Appears in 1 contract
Validity of Accounts. (ai) The amount of each Account shown on the books, records, and invoices of the Loan Parties represented as owing by each Account Debtor is and will be the correct amount actually owing by such Account Debtor (subject to adjustments for returned Inventory in the ordinary course of business) and shall have been fully earned by performance by such Loan Party.
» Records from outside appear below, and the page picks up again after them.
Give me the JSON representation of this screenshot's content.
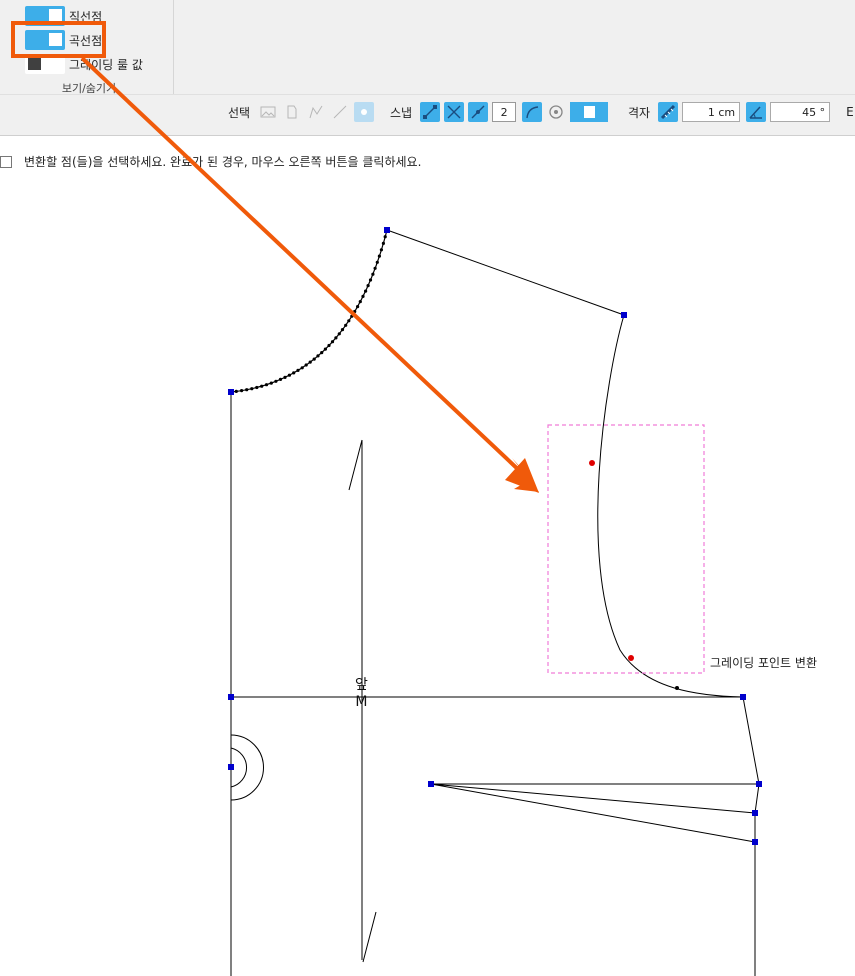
{
  "ribbon": {
    "view_group": {
      "items": [
        {
          "label": "직선점",
          "state": "on"
        },
        {
          "label": "곡선점",
          "state": "on"
        },
        {
          "label": "그레이딩 룰 값",
          "state": "off"
        }
      ],
      "group_label": "보기/숨기기"
    },
    "toolbar": {
      "select_label": "선택",
      "snap_label": "스냅",
      "snap_count": "2",
      "grid_label": "격자",
      "grid_size": "1 cm",
      "angle": "45 °",
      "trailing": "Ε"
    }
  },
  "instruction": "변환할 점(들)을 선택하세요. 완료가 된 경우, 마우스 오른쪽 버튼을 클릭하세요.",
  "canvas": {
    "piece_label_top": "앞",
    "piece_label_size": "M",
    "grading_label": "그레이딩 포인트 변환"
  },
  "colors": {
    "accent": "#3daee9",
    "highlight_box": "#f05a0a",
    "arrow": "#f05a0a",
    "point_blue": "#0000cc",
    "point_red": "#e00000",
    "selection_dash": "#f07cd8"
  }
}
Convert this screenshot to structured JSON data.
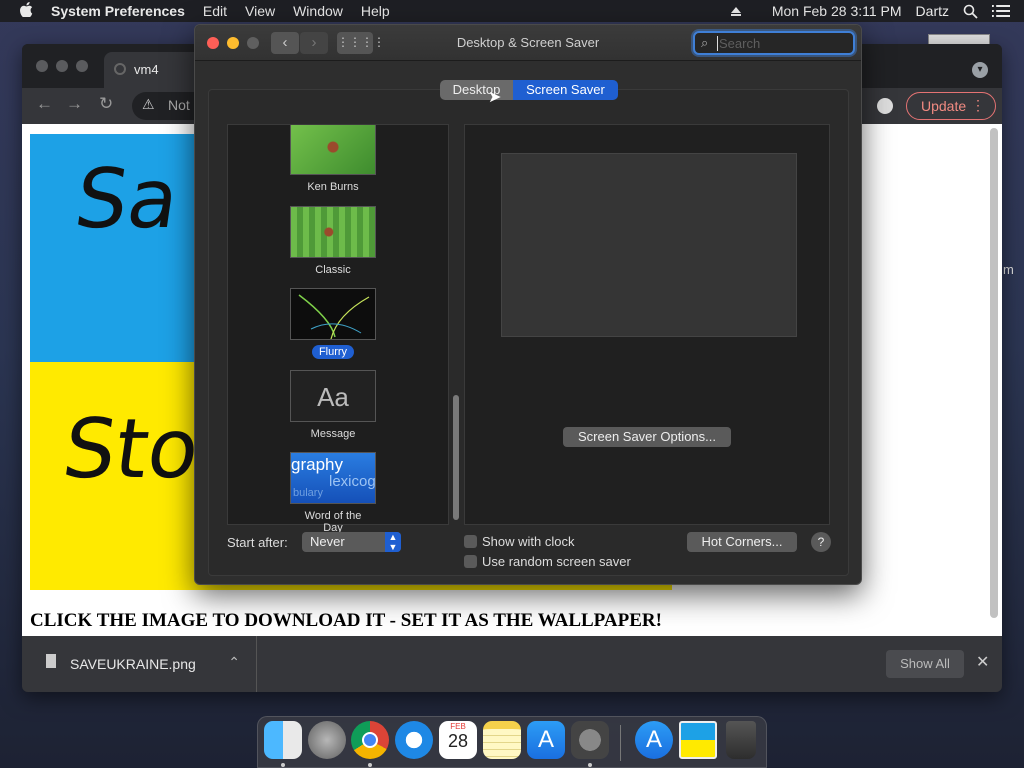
{
  "menubar": {
    "app_name": "System Preferences",
    "menus": [
      "Edit",
      "View",
      "Window",
      "Help"
    ],
    "datetime": "Mon Feb 28  3:11 PM",
    "user": "Dartz"
  },
  "browser": {
    "tab_title": "vm4",
    "omnibox_text": "Not S",
    "update_label": "Update",
    "image_text_top": "Sa",
    "image_text_bottom": "Sto",
    "caption": "CLICK THE IMAGE TO DOWNLOAD IT - SET IT AS THE WALLPAPER!",
    "download_filename": "SAVEUKRAINE.png",
    "show_all_label": "Show All",
    "image_colors": {
      "top": "#1da1e6",
      "bottom": "#ffea00"
    }
  },
  "sysprefs": {
    "title": "Desktop & Screen Saver",
    "search_placeholder": "Search",
    "tabs": {
      "desktop": "Desktop",
      "screen_saver": "Screen Saver",
      "active": "Screen Saver"
    },
    "screen_savers": [
      {
        "name": "Ken Burns",
        "selected": false
      },
      {
        "name": "Classic",
        "selected": false
      },
      {
        "name": "Flurry",
        "selected": true
      },
      {
        "name": "Message",
        "selected": false
      },
      {
        "name": "Word of the Day",
        "selected": false
      }
    ],
    "message_thumb_text": "Aa",
    "word_thumb_text_1": "graphy",
    "word_thumb_text_2": "lexicog",
    "word_thumb_text_3": "bulary",
    "options_button": "Screen Saver Options...",
    "start_after_label": "Start after:",
    "start_after_value": "Never",
    "show_with_clock": "Show with clock",
    "use_random": "Use random screen saver",
    "hot_corners": "Hot Corners...",
    "help": "?"
  },
  "dock": {
    "calendar_month": "FEB",
    "calendar_day": "28"
  },
  "side_text": "m"
}
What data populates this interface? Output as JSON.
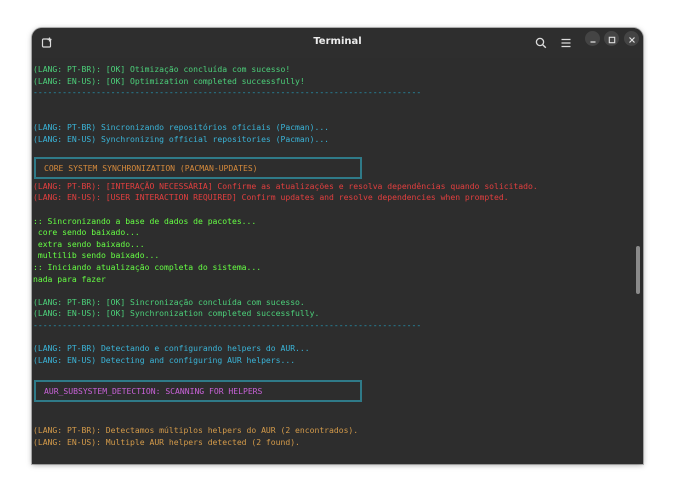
{
  "window": {
    "title": "Terminal"
  },
  "icons": {
    "new_tab": "new-tab-icon",
    "search": "search-icon",
    "menu": "hamburger-menu-icon",
    "minimize": "minimize-icon",
    "maximize": "maximize-icon",
    "close": "close-icon"
  },
  "colors": {
    "background": "#2d2d2d",
    "green": "#4cd07a",
    "cyan": "#3ab4d8",
    "red": "#e23f3f",
    "lime": "#66ff44",
    "orange": "#d58a3c",
    "magenta": "#c862d8",
    "box_border": "#2f7a88"
  },
  "terminal": {
    "lines": {
      "l1": "(LANG: PT-BR): [OK] Otimização concluída com sucesso!",
      "l2": "(LANG: EN-US): [OK] Optimization completed successfully!",
      "sep1": "--------------------------------------------------------------------------------",
      "l3": "(LANG: PT-BR) Sincronizando repositórios oficiais (Pacman)...",
      "l4": "(LANG: EN-US) Synchronizing official repositories (Pacman)...",
      "box1": "CORE SYSTEM SYNCHRONIZATION (PACMAN-UPDATES)",
      "l5": "(LANG: PT-BR): [INTERAÇÃO NECESSÁRIA] Confirme as atualizações e resolva dependências quando solicitado.",
      "l6": "(LANG: EN-US): [USER INTERACTION REQUIRED] Confirm updates and resolve dependencies when prompted.",
      "l7": ":: Sincronizando a base de dados de pacotes...",
      "l8": " core sendo baixado...",
      "l9": " extra sendo baixado...",
      "l10": " multilib sendo baixado...",
      "l11": ":: Iniciando atualização completa do sistema...",
      "l12": "nada para fazer",
      "l13": "(LANG: PT-BR): [OK] Sincronização concluída com sucesso.",
      "l14": "(LANG: EN-US): [OK] Synchronization completed successfully.",
      "sep2": "--------------------------------------------------------------------------------",
      "l15": "(LANG: PT-BR) Detectando e configurando helpers do AUR...",
      "l16": "(LANG: EN-US) Detecting and configuring AUR helpers...",
      "box2": "AUR_SUBSYSTEM_DETECTION: SCANNING FOR HELPERS",
      "l17": "(LANG: PT-BR): Detectamos múltiplos helpers do AUR (2 encontrados).",
      "l18": "(LANG: EN-US): Multiple AUR helpers detected (2 found)."
    }
  }
}
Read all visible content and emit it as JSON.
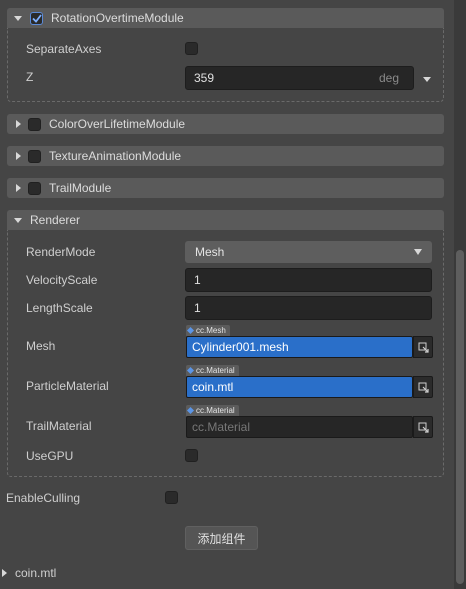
{
  "rotation_module": {
    "title": "RotationOvertimeModule",
    "enabled": true,
    "separate_axes_label": "SeparateAxes",
    "z_label": "Z",
    "z_value": "359",
    "z_unit": "deg"
  },
  "collapsed_modules": [
    {
      "title": "ColorOverLifetimeModule"
    },
    {
      "title": "TextureAnimationModule"
    },
    {
      "title": "TrailModule"
    }
  ],
  "renderer": {
    "title": "Renderer",
    "render_mode_label": "RenderMode",
    "render_mode_value": "Mesh",
    "velocity_scale_label": "VelocityScale",
    "velocity_scale_value": "1",
    "length_scale_label": "LengthScale",
    "length_scale_value": "1",
    "mesh_label": "Mesh",
    "mesh_type": "cc.Mesh",
    "mesh_value": "Cylinder001.mesh",
    "particle_material_label": "ParticleMaterial",
    "particle_material_type": "cc.Material",
    "particle_material_value": "coin.mtl",
    "trail_material_label": "TrailMaterial",
    "trail_material_type": "cc.Material",
    "trail_material_placeholder": "cc.Material",
    "use_gpu_label": "UseGPU"
  },
  "enable_culling_label": "EnableCulling",
  "add_component_label": "添加组件",
  "footer_asset": "coin.mtl",
  "colors": {
    "background": "#454545",
    "header": "#5a5a5a",
    "asset_selected": "#2a6fc9",
    "checkbox_accent": "#5a8ad8"
  }
}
(bii) The Lender, from time to time (at the expense of the Borrower in each instance), may verify the validity, amount, and all other matters with respect to the Receivables Collateral directly with Account Debtors (including without limitation, by forwarding balance verification requests to each Loan Party’s Account Debtors), and with each Loan Party’s accountants, collection agents, and computer service bureaus (each of which is hereby authorized and directed to cooperate in full with the Lender and to provide the Lender with such information and materials as the Lender may request), provided that, as long as no Event of Default exists and is continuing, the form and content of any such verification letters shall be subject to the prior approval of the Borrower (whose consent shall not be unreasonably withheld or delayed).
(ciii) No Loan Party has knowledge of any impairment of the validity or collectibility of any of the Accounts (other than customary adjustments and chargebacks in the ordinary course of business) and shall notify the Lender of any such fact immediately after a Loan Party becomes aware of any such impairment.
(div) Except as set forth in EXHIBIT 6-3, no Loan Party shall post any bond to secure a Loan Party’s performance under any agreement to which a Loan Party is a party nor cause any surety, guarantor, or other third party obligee to become liable to perform any obligation of a Loan Party (other than to the Lender) in the event of Loan Party’s failure so to perform.